Par Nathalie Couilloud – Le dernier documentaire de Laurent Giraudineau n’est pas un film historique sur la Grande Pêche. C’est une enquête que mène le réalisateur en accompagnant la quête personnelle de l’écrivain Alexis Gloaguen sur l’un des aspects les plus méconnus de l’histoire de la pêche à la morue, les petits graviers de Saint-Pierre-et-Miquelon.
Le nom de petit gravier est resté attaché aux adolescents qui travaillaient sur les grèves de Saint-Pierre-et-Miquelon, appelées « graves » là-bas, dans des conditions extrêmement dures, à 4 000 kilomètres de chez eux, pour un salaire de misère. Un sujet si délicat dans l’épopée des pêcheurs de morue qu’il a quasiment été gommé de la mémoire collective.

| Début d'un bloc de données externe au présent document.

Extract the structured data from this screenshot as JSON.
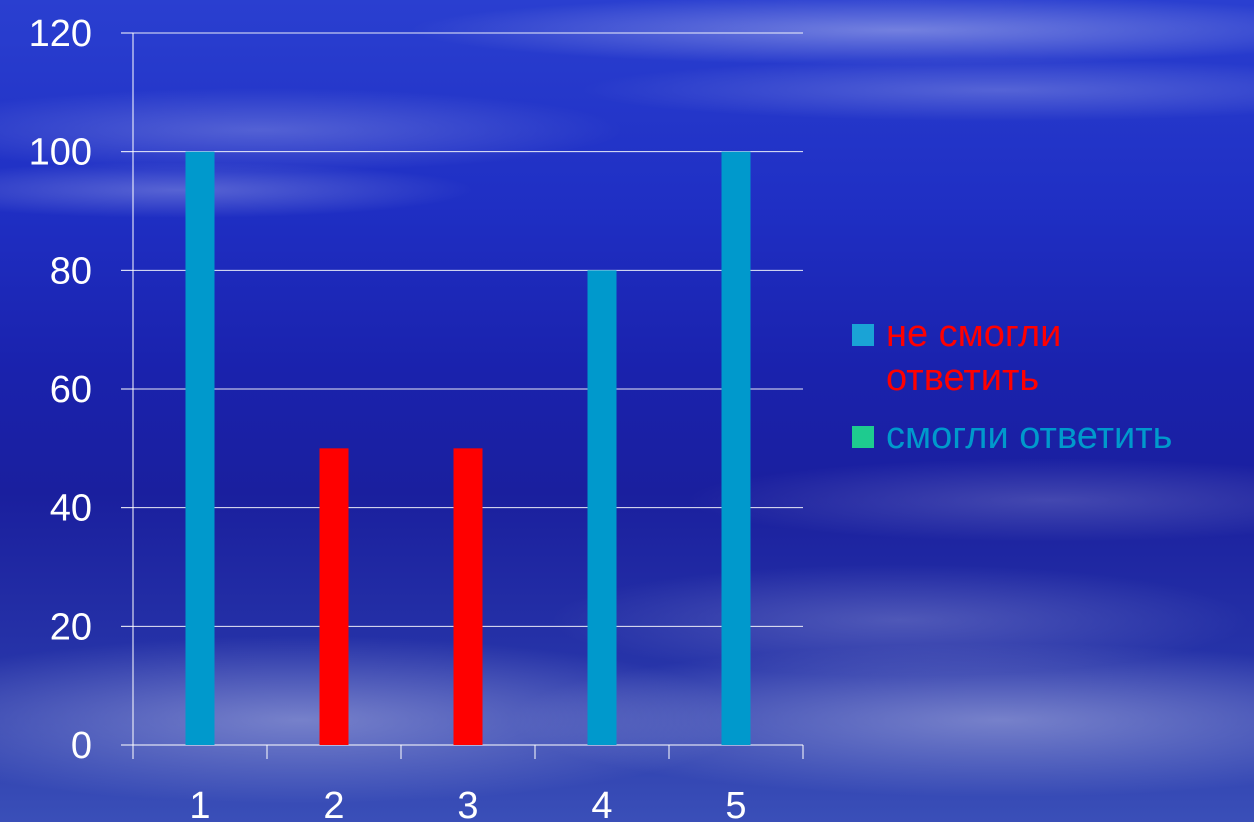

Alexis Gloaguen, lui, se souvient d’en avoir entendu parler dès son plus jeune âge à travers la figure d’un grand-père bigouden, Alexis, qu’il n’a pas connu, mais dont la légende familiale disait qu’il avait été petit gravier, et que le bateau qui l’amenait à Saint-Pierre aurait croisé la route du Titanic… C’est peu, mais cela suffit sans doute à nourrir l’imagination d’un enfant curieux, et même à l’inciter à démêler un jour les relations ambiguës du mythe et de la réalité. Surtout quand, devenu adulte, il s’installe… à Saint-Pierre comme enseignant.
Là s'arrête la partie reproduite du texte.